Still, it is good to know that the people who originally created Fallout 2 are the same people who gave us Fallout: New Vegas and are part of the team working on Fallout 4.
Do we? Since when? I hadn't heard this.
 
Last edited:
I really wonder why fo3 lovers(or worshippers) are always comparing NV?
they are totally different genre(free-roaming linear shooter and quest RPG) and comparing NV make fo3 more and more worthless.
 
I finally came full circle and fell in love with Fallout 3 again.

It's so empty that it's the perfect sandbox for free-form modding and roleplaying... why are you looking at me like that?
 
Gizmojunk: I hear you, makes sense to me, but a vegan BBQ? bleah, I need meat!

and then, ... Drat, my bad, I misread it, acck thhbbbt, it will be the same hack team that brought you Fo3? Again, I will have to mod the crap out of to make it worthwhile, when will these studios ever learn?

Is it made by people who made previous Fallouts?
We expect it will be developed by the same team who made Fallout 3, from Bethesda Game Studios.
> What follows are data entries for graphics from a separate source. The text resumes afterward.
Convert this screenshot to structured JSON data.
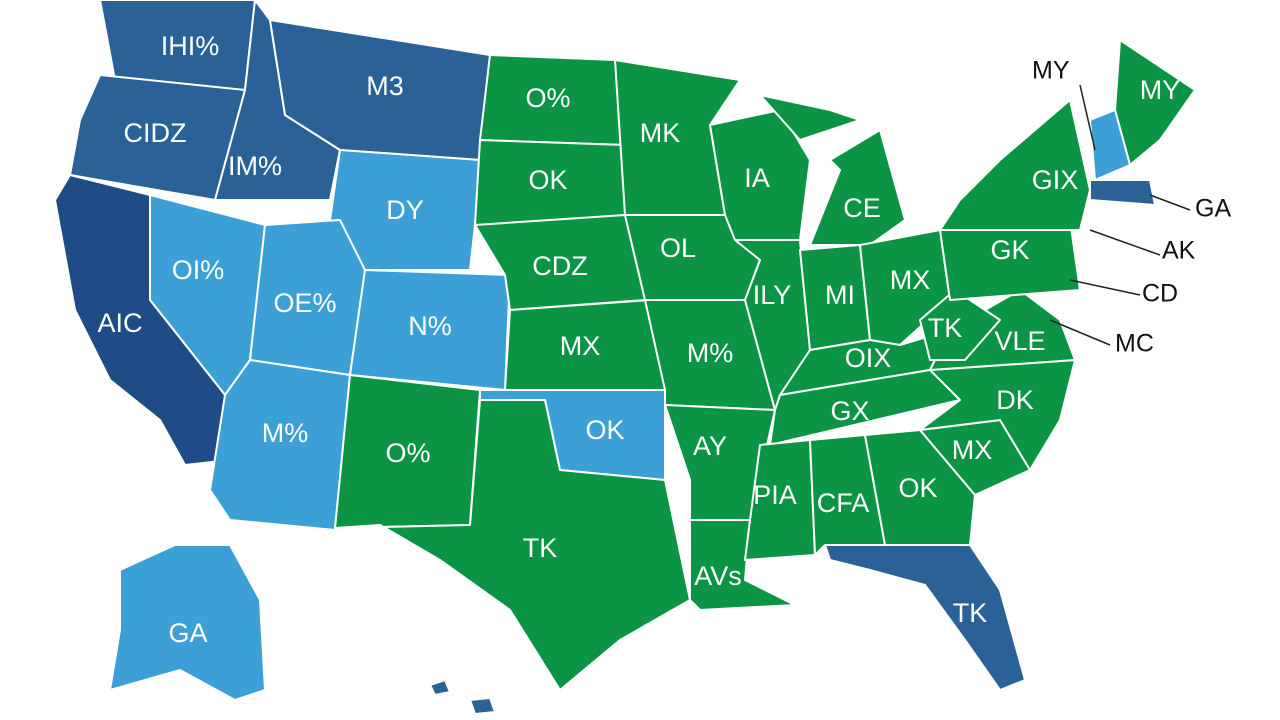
{
  "regions": [
    "IHI%",
    "M3",
    "CIDZ",
    "IM%",
    "DY",
    "OI%",
    "OE%",
    "N%",
    "AIC",
    "M%",
    "O%",
    "O%",
    "OK",
    "CDZ",
    "MX",
    "OK",
    "TK",
    "MK",
    "OL",
    "M%",
    "AY",
    "AVs",
    "IA",
    "ILY",
    "CE",
    "MI",
    "MX",
    "OIX",
    "GX",
    "PIA",
    "CFA",
    "OK",
    "MX",
    "DK",
    "VLE",
    "TK",
    "GK",
    "GIX",
    "MY",
    "TK",
    "GA"
  ],
  "callouts": [
    "MY",
    "GA",
    "AK",
    "CD",
    "MC"
  ]
}
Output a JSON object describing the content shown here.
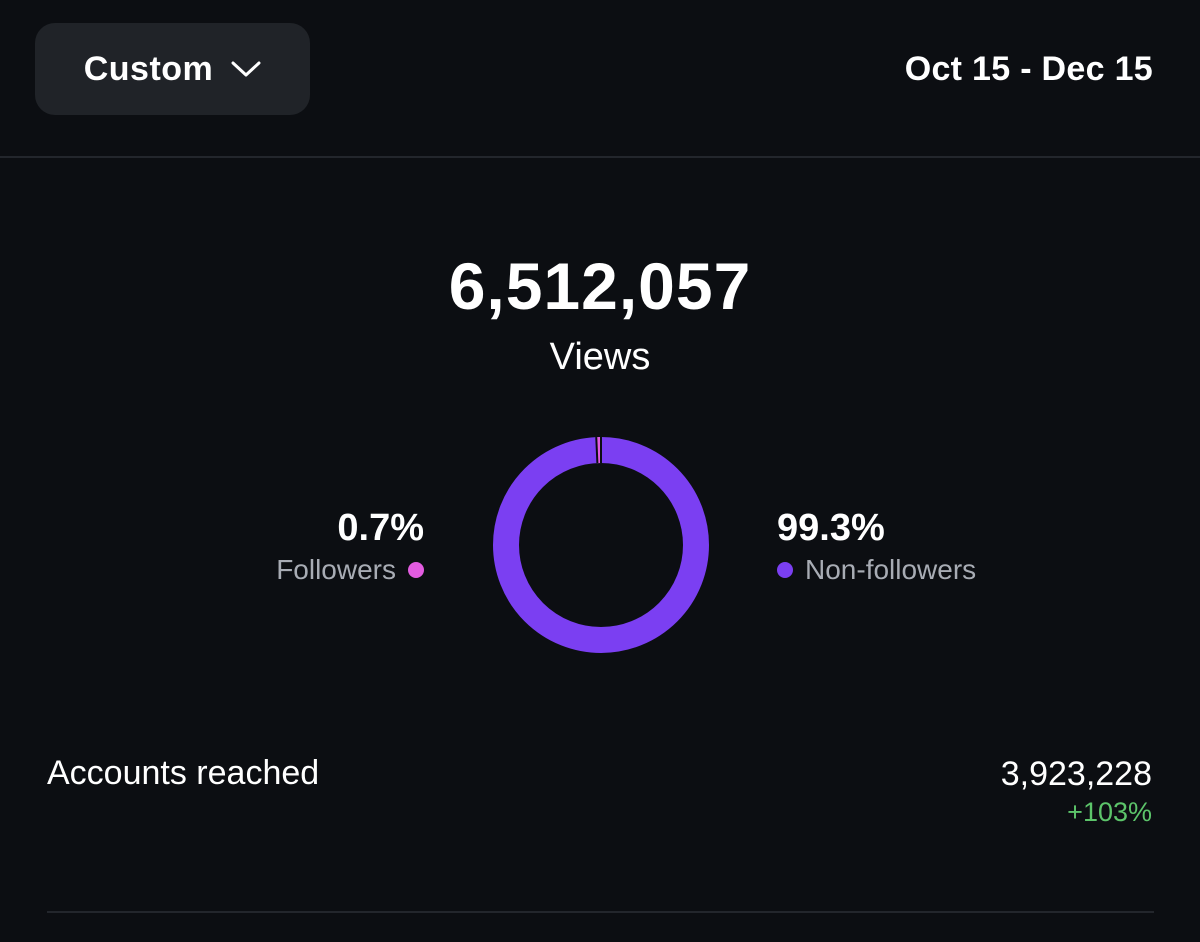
{
  "header": {
    "range_selector_label": "Custom",
    "range_selector_icon": "chevron-down-icon",
    "date_range": "Oct 15 - Dec 15"
  },
  "summary": {
    "total_value": "6,512,057",
    "total_label": "Views"
  },
  "breakdown": {
    "segments": [
      {
        "percent": "0.7%",
        "label": "Followers",
        "fraction": 0.007,
        "color": "#e35ce0"
      },
      {
        "percent": "99.3%",
        "label": "Non-followers",
        "fraction": 0.993,
        "color": "#7b3ff2"
      }
    ]
  },
  "metrics": [
    {
      "label": "Accounts reached",
      "value": "3,923,228",
      "change": "+103%",
      "change_color": "#5cc46a"
    }
  ],
  "colors": {
    "background": "#0c0e12",
    "button_background": "#202328",
    "secondary_text": "#a8acb4"
  }
}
Interplay and Black Isle, the Fallout and Fallout 2 developers, were not involved in the making of Fallout 3. -source http://fallout.wikia.com/wiki/Fallout_4_FAQ

Well anyway, the reason F:NV is so much better is because Obsidian developed it:

Obsidian Entertainment, founded in 2003 after the dissolution of Interplay Entertainment's Black Isle Studios, is a video game developer for PC and console systems. Obsidian continues to operate under management by its founding officers: Feargus Urquhart, Chris Parker, Darren Monahan, Chris Avellone and Chris Jones, ... On April 20, 2009, Bethesda Softworks announced that a new game in the Fallout series, Fallout: New Vegas, was being developed by Obsidian. The game was released on October 19 of 2010. -source http://fallout.wikia.com/wiki/Obsidian_Entertainment

woo1108 : no, no, no, I am not a worshiper of Fo3, I took lemons and made lemonade, ... I modded the crap out of it, my version of Fo3 is no longer the same game that came out of the box. As for the comparison, the only similarities are the Gambryo Engine with Havok scripting, FaceGen, some model and texture assets, and the 3D environment, after that, they are two different games. See my comments here: http://www.nma-fallout.com/showthre...-I-prefer-New-Vegas-Why-or-why-dont-you/page2

I know, it seems from my comments here that I appear to worship it, but in truth, I thought the main story arc to be too simple and limited in outcomes, and I truly hated the sick green tint to everything, so I modded it away, it even smells better now, ...(???)
 
I know, it seems from my comments here that I appear to worship it, but in truth, I thought the main story arc to be too simple and limited in outcomes, and I truly hated the sick green tint to everything, so I modded it away, it even smells better now, ...(???)
Modding it was fun.
 
BuffHamster >
And i am talking about the actual sense of roleplaying, the one you actually do.
When you are roleplaying with your friend, you aren't acting something that is already written, but try to play a character that you defined, interact with others characters and have the gamemaster depict the consequences of your actions. A good part of the fun comes from the fact anything would happen. If there was a gamemaster that would force the player to always say specific lines and do specific actions, never what the player want to try, it would kill the roleplay and the gamemaster probably won't be chosen next time. Once again roleplaying is the opposite of the theater, no matter the crap you want to see on the wiki.

hmm. I dont know about it that much, I never role played outside of single player RPGs on the PC. But I think a friend of mine who was in D&D games told me that a player can not act out of his character. This can be quite funn when your party encounters a creature like the Hydra, but where no one of the characters has actually the knowledge in lore/intelect to figure out that you have to actually burn the heads after you cut them ... or for every head you chop of, there will be two new ones.

Now imagine the fun you can have with playing a half-human/orc party with low inteligence ... and how many hydra heads they will have to fight before they figure out that they have to use fire.